寄到永玉的展览会上
寄到永玉的展览会上[1]
我与永玉不相见,已经不少日子了。究竟多少日子,我记不上来。永玉可能是记得的。永玉的记性真好!听说今年春夏间他在北京的时候还在沈家说了许多我们从前在上海时的琐事,还向小龙小虎背诵过我在上海所写而没有在那里发表过的文章里的一些句子,“麻大叔不姓麻,脸麻……”我想来想去,这样的句子我好像是写过的,是一篇什么文章可一点想不起来了!因为永玉的特殊的精力充沛的神情和声调,他给这些句子灌注了本来没有的强烈的可笑的成分,小龙小虎后来还不时的忽然提起来,两个人大笑不止。在他们的大笑里,是也可以看出永玉的力量来的。

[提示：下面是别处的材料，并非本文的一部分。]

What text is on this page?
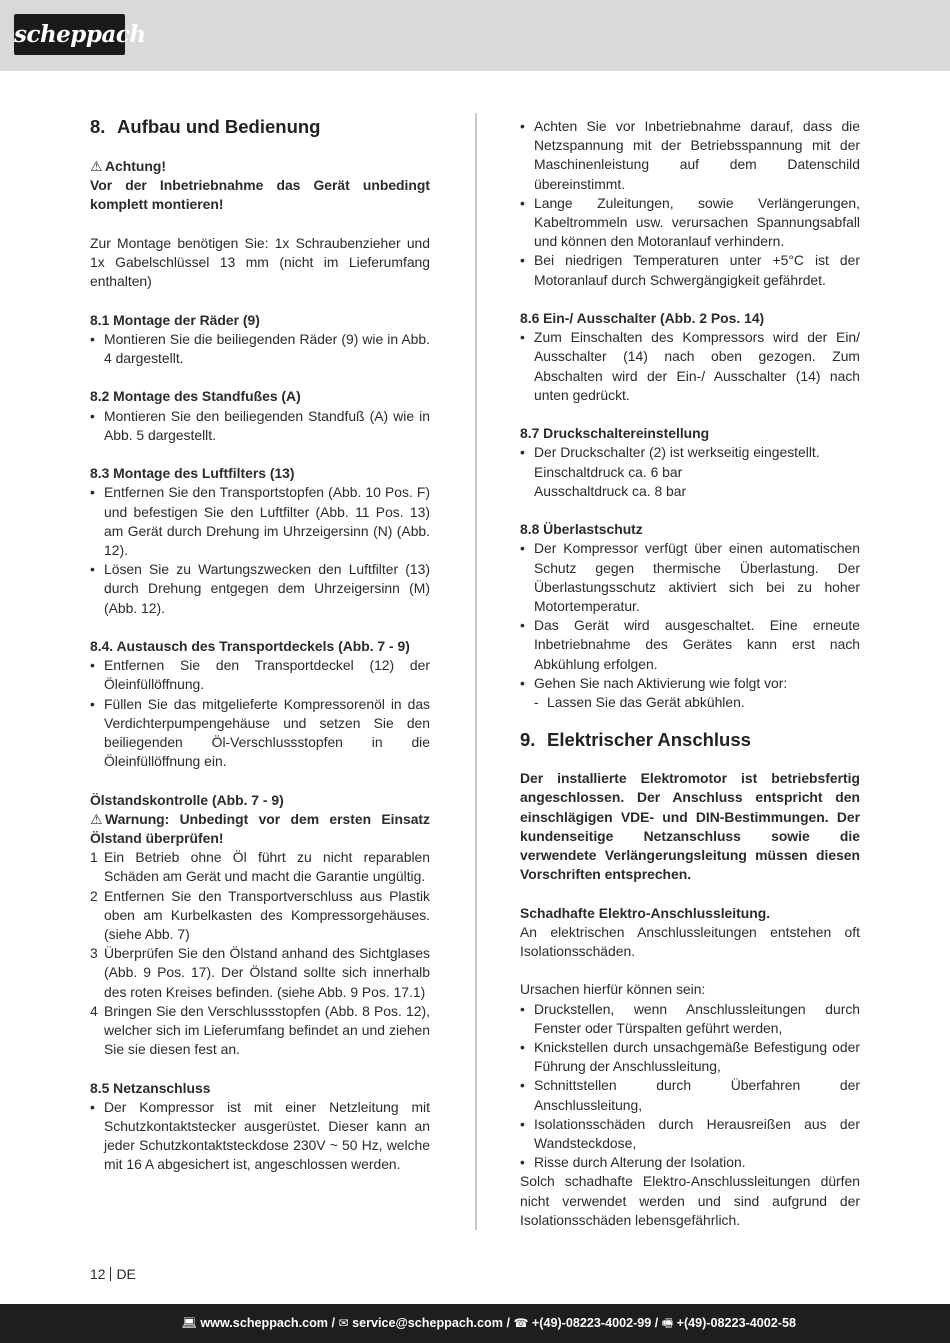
scheppach
8. Aufbau und Bedienung

⚠ Achtung!

Vor der Inbetriebnahme das Gerät unbedingt komplett montieren!

Zur Montage benötigen Sie: 1x Schraubenzieher und 1x Gabelschlüssel 13 mm (nicht im Lieferumfang enthalten)

8.1 Montage der Räder (9)

• Montieren Sie die beiliegenden Räder (9) wie in Abb. 4 dargestellt.

8.2 Montage des Standfußes (A)

• Montieren Sie den beiliegenden Standfuß (A) wie in Abb. 5 dargestellt.

8.3 Montage des Luftfilters (13)

• Entfernen Sie den Transportstopfen (Abb. 10 Pos. F) und befestigen Sie den Luftfilter (Abb. 11 Pos. 13) am Gerät durch Drehung im Uhrzeigersinn (N) (Abb. 12).
• Lösen Sie zu Wartungszwecken den Luftfilter (13) durch Drehung entgegen dem Uhrzeigersinn (M) (Abb. 12).

8.4. Austausch des Transportdeckels (Abb. 7 - 9)

• Entfernen Sie den Transportdeckel (12) der Öleinfüllöffnung.
• Füllen Sie das mitgelieferte Kompressorenöl in das Verdichterpumpengehäuse und setzen Sie den beiliegenden Öl-Verschlussstopfen in die Öleinfüllöffnung ein.

Ölstandskontrolle (Abb. 7 - 9)

⚠ Warnung: Unbedingt vor dem ersten Einsatz Ölstand überprüfen!

1 Ein Betrieb ohne Öl führt zu nicht reparablen Schäden am Gerät und macht die Garantie ungültig.
2 Entfernen Sie den Transportverschluss aus Plastik oben am Kurbelkasten des Kompressorgehäuses. (siehe Abb. 7)
3 Überprüfen Sie den Ölstand anhand des Sichtglases (Abb. 9 Pos. 17). Der Ölstand sollte sich innerhalb des roten Kreises befinden. (siehe Abb. 9 Pos. 17.1)
4 Bringen Sie den Verschlussstopfen (Abb. 8 Pos. 12), welcher sich im Lieferumfang befindet an und ziehen Sie sie diesen fest an.

8.5 Netzanschluss

• Der Kompressor ist mit einer Netzleitung mit Schutzkontaktstecker ausgerüstet. Dieser kann an jeder Schutzkontaktsteckdose 230V ~ 50 Hz, welche mit 16 A abgesichert ist, angeschlossen werden.
• Achten Sie vor Inbetriebnahme darauf, dass die Netzspannung mit der Betriebsspannung mit der Maschinenleistung auf dem Datenschild übereinstimmt.
• Lange Zuleitungen, sowie Verlängerungen, Kabeltrommeln usw. verursachen Spannungsabfall und können den Motoranlauf verhindern.
• Bei niedrigen Temperaturen unter +5°C ist der Motoranlauf durch Schwergängigkeit gefährdet.

8.6 Ein-/ Ausschalter (Abb. 2 Pos. 14)

• Zum Einschalten des Kompressors wird der Ein/ Ausschalter (14) nach oben gezogen. Zum Abschalten wird der Ein-/ Ausschalter (14) nach unten gedrückt.

8.7 Druckschaltereinstellung

• Der Druckschalter (2) ist werkseitig eingestellt.

Einschaltdruck ca. 6 bar

Ausschaltdruck ca. 8 bar

8.8 Überlastschutz

• Der Kompressor verfügt über einen automatischen Schutz gegen thermische Überlastung. Der Überlastungsschutz aktiviert sich bei zu hoher Motortemperatur.
• Das Gerät wird ausgeschaltet. Eine erneute Inbetriebnahme des Gerätes kann erst nach Abkühlung erfolgen.
• Gehen Sie nach Aktivierung wie folgt vor:
- Lassen Sie das Gerät abkühlen.
9. Elektrischer Anschluss

Der installierte Elektromotor ist betriebsfertig angeschlossen. Der Anschluss entspricht den einschlägigen VDE- und DIN-Bestimmungen. Der kundenseitige Netzanschluss sowie die verwendete Verlängerungsleitung müssen diesen Vorschriften entsprechen.

Schadhafte Elektro-Anschlussleitung.

An elektrischen Anschlussleitungen entstehen oft Isolationsschäden.

Ursachen hierfür können sein:

• Druckstellen, wenn Anschlussleitungen durch Fenster oder Türspalten geführt werden,
• Knickstellen durch unsachgemäße Befestigung oder Führung der Anschlussleitung,
• Schnittstellen durch Überfahren der Anschlussleitung,
• Isolationsschäden durch Herausreißen aus der Wandsteckdose,
• Risse durch Alterung der Isolation.

Solch schadhafte Elektro-Anschlussleitungen dürfen nicht verwendet werden und sind aufgrund der Isolationsschäden lebensgefährlich.

12 DE
💻︎ www.scheppach.com / ✉ service@scheppach.com / ☎ +(49)-08223-4002-99 / 🖷︎ +(49)-08223-4002-58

上海的事情我是不能像永玉那样的生动新鲜的记得了,得要静静的细细的想,才能叫一些细节活动起来。对于永玉的画,木刻,也不能一闭目而仿佛如见之。造型艺术是直接诉诸视觉的东西,不能凭“想”的。永玉上海时期的作品,大都给过我深刻的印象,如《边城》,如《跳傩》,如《鹅城》,如《生命的疲乏》……但是我是无法在纸上或是脑子里“复现”出来的。而且,士别三日,从永玉过去的作品中来拟想这回展览的盛况是完全不合适的。我听说,也相信,永玉已经有了极大的,质的进步了。
永玉后来的作品,我一共见过两次,一是漆印的《开工大吉》;一是在沈家看见的小龙和小虎□□画像,是永玉在北京画了留下来的,现在还挂在沈家墙上,昨天我还在那里看了一会。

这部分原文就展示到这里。